Gün geçmiyor ki "yalnız yaşayan 50 yaşındaki adam evde ölü bulundu. Yaşlı kadın evinde ölü bulundu. Kendisinden haber alınmayan kadın, evinde ölü bulundu." Gibi haberler duymayalım.
Dün gece yarısına doğru oturduğumuz sitenin bahçesinde ambulans ve polis aracı görünce merak ettik. Komşuyla gittik, bizim yan blok ikinci katta yalnız yaşayan kadın, kalp krizi geçirmiş banyoda düşerek ölmüş.
Buraya kadar her şey normal.
Anormal olan kadının 3 mart akşamından itibaren gelen telefonlara cevap vermemesi.
Çocuklarının bir haftadır kadını aramaması, altı daireli bir binada kimsenin yalnız yaşayan kadını merak etmemesi...
Ta ki bir arkadaşının kadının kızını arayıp "Annene ulaşamıyorum. Arayınca görmese bile sonra bana dönerdi. İki gündür telefona cevap vermiyor. Bir gidip bakın." Demesiyle gece kızı geliyor annesinin cansız bedenini buluyor.
Telefondaki son çağrılara göre kadın üç mart gecesi vefat etmiş.

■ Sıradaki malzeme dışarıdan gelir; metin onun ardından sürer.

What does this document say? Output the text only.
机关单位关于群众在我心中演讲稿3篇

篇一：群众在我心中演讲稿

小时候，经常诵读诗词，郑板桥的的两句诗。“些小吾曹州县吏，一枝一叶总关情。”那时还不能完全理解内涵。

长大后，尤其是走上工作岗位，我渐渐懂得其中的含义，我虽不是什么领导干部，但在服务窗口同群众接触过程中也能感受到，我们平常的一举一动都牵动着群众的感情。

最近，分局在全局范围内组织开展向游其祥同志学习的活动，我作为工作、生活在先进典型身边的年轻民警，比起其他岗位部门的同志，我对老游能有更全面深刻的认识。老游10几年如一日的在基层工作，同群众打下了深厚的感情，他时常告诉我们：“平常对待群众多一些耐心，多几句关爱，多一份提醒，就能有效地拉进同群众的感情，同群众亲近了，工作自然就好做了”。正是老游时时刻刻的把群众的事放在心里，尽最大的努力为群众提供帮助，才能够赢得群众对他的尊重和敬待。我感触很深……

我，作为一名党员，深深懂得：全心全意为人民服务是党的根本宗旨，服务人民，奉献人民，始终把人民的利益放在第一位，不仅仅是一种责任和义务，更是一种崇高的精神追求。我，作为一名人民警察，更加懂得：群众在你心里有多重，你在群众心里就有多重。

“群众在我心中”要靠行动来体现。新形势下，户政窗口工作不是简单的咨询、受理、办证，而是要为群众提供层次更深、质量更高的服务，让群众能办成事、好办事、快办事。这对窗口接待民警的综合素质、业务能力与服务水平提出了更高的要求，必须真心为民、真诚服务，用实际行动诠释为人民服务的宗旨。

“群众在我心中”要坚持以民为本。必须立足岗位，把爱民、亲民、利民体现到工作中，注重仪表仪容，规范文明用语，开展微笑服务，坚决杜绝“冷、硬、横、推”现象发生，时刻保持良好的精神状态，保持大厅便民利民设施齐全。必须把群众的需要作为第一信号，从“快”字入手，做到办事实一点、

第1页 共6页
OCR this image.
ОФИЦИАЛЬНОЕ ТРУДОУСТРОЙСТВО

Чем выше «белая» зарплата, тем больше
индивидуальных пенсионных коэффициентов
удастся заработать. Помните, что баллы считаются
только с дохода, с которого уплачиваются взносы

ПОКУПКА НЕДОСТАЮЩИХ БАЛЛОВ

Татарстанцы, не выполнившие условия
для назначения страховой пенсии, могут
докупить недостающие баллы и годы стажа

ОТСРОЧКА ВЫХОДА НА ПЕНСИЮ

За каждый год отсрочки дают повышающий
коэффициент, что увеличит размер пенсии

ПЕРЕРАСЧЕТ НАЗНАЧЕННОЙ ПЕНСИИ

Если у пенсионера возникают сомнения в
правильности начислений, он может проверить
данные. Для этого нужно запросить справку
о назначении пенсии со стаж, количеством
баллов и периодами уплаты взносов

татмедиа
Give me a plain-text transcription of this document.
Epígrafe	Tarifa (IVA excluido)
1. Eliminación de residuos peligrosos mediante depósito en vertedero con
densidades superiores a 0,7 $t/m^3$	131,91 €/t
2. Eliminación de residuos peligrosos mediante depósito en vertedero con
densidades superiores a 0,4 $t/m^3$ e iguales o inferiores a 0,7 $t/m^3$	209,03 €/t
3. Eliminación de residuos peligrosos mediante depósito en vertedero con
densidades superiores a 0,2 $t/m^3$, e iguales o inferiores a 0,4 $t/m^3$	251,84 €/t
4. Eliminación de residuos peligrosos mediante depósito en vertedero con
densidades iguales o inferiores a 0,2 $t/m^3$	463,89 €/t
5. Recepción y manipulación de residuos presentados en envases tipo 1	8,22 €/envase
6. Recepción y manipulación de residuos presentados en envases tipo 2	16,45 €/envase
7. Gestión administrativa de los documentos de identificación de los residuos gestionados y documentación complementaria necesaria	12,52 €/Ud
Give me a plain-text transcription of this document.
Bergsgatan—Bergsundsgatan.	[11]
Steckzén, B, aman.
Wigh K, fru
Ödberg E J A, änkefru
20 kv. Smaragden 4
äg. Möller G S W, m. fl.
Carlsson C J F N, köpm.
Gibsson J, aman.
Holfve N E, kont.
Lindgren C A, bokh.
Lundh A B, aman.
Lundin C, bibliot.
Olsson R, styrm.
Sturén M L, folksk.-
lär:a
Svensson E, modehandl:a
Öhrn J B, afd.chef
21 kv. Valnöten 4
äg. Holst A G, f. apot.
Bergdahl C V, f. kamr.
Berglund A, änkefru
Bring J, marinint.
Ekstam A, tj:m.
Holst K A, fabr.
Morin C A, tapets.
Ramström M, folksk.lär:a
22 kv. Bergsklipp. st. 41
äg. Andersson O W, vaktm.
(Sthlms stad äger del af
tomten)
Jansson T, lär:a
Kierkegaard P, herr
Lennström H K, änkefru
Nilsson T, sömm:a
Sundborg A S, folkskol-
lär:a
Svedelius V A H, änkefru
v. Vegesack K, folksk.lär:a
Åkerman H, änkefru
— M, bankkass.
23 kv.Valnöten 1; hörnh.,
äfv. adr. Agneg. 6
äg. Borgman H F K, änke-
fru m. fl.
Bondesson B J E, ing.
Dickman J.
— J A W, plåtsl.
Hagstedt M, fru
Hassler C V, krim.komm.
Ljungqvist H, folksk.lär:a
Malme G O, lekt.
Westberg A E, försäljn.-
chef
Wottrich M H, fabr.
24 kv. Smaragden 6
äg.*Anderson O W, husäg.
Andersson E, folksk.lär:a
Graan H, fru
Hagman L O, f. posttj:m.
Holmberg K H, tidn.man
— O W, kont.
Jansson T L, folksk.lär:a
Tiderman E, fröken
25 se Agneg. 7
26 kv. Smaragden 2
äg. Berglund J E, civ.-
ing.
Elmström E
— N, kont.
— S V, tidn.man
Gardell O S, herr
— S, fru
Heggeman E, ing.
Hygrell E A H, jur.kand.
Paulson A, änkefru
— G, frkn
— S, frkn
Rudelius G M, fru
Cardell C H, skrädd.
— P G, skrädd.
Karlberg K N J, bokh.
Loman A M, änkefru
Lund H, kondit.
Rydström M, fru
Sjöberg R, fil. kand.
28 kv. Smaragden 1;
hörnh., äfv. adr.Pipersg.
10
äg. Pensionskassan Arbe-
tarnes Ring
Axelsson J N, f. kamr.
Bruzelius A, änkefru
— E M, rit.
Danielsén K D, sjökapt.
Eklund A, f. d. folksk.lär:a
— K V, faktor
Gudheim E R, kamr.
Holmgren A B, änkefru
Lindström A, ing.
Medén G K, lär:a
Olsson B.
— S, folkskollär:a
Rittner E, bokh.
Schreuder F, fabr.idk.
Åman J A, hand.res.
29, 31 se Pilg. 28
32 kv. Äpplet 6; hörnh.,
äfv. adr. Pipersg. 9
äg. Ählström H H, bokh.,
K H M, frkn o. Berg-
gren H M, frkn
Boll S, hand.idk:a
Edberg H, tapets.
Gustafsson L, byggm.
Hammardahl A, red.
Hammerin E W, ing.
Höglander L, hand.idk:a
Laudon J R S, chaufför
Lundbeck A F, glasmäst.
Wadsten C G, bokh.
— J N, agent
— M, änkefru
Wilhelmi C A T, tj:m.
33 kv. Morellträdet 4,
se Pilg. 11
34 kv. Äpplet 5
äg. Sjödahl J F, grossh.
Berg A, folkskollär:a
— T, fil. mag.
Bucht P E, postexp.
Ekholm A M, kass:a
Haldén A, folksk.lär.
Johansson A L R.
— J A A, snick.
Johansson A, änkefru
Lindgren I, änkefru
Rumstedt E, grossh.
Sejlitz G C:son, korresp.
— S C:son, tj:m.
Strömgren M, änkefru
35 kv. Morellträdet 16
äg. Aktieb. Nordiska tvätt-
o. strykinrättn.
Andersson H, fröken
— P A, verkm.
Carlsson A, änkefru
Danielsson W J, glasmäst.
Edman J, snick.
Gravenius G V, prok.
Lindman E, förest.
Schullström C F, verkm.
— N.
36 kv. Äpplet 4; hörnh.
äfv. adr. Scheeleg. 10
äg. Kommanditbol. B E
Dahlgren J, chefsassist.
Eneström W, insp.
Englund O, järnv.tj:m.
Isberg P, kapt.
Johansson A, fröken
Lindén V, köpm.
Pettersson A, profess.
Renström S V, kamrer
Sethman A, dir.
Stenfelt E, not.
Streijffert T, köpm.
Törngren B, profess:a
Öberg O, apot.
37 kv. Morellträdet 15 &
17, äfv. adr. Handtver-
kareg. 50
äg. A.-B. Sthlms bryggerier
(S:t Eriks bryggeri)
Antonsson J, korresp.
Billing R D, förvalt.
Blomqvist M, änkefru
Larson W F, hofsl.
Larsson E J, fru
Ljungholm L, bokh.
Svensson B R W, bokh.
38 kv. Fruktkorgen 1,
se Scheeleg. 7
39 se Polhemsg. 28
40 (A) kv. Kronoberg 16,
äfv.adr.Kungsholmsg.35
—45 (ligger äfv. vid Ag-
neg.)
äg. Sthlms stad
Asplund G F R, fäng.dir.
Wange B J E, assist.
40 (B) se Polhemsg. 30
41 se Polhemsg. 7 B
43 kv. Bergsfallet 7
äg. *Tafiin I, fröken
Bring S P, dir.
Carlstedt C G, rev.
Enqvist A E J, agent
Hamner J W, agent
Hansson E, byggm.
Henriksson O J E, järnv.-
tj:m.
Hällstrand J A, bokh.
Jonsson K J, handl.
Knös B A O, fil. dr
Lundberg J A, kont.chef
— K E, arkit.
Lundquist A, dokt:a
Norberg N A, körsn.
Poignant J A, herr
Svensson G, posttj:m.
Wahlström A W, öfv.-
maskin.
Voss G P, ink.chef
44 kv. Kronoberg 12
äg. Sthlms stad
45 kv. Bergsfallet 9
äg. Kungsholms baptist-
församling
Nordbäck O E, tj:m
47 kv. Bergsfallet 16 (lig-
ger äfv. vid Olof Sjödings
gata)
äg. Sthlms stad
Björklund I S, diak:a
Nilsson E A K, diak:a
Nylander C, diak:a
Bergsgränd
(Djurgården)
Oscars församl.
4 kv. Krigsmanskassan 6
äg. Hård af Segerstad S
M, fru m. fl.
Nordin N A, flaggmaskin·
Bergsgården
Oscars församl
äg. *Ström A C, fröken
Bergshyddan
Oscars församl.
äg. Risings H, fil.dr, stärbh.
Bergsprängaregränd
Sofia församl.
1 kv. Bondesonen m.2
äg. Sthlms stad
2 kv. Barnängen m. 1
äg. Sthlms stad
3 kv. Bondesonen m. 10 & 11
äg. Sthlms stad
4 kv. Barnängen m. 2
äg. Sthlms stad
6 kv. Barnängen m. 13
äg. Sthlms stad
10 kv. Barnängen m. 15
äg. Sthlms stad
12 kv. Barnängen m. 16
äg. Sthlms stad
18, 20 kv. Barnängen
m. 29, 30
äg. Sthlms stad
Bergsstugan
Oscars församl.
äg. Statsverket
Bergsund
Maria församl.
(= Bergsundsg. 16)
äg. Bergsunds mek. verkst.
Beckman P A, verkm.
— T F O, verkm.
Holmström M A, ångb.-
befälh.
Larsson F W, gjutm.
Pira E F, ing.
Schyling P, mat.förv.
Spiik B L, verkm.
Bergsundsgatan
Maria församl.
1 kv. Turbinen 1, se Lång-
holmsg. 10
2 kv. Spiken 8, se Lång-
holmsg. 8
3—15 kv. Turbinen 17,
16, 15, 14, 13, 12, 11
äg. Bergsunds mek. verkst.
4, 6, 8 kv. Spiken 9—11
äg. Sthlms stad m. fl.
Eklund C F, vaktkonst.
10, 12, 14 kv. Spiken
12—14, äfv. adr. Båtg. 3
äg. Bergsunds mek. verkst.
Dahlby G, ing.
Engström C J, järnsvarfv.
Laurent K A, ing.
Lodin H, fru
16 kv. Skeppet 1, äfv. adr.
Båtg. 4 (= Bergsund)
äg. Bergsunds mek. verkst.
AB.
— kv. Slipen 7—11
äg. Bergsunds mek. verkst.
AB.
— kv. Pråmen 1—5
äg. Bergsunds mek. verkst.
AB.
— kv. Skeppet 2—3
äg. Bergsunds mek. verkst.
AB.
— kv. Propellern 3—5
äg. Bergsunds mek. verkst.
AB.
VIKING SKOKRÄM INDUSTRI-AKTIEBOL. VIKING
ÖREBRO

Bedeni şişmiş artık neredeyse kokmaya başlamış ve kimsenin haberi olmamış.
Üstelik mübarek Ramazan ayındayız. Toplum olarak ne kadar bencil, duyarsız, gamsız, sorumsuz olmuşuz.
Arada bir kapının önünden geçerken gördüğüm, selamlaşıp konuştuğum, sık sık çay bahçesine giden o yalnız kadın, 8 Mart Dünya Kadınlar günü kutlanırken evinde öleli belki beş gün olmuştu.
Onun öldüğünden o gün 8 Mart günü; çocukları, torunları , komşuları dahil kimsenin haberi yoktu...
Artık Türkiye'nin nüfusu hızla yaşlanıyor, yaşlandıkça insanlar iyice yalnızlaşıyor.
Çoğu insan; çoluk çocuk, iş güç, kendi sorunları derken yalnız yaşayan, anne babalarını ihmal ediyorlar.
Oysa biraz özveri, ilgi, arayıp sormak, arada bir ziyaret, o insanları öyle mutlu eder ki...
Bize düşen yakınımızda yalnız yaşayan insanlara az da olsa ilgi göstermek, kendisini görmediğimiz zaman kapısını çalıp hal hatır sormak, elimizden geldiğince komşu olarak manevi destek olmaktır.
Allah kimseyi yalnızlığa mahkum etmesin.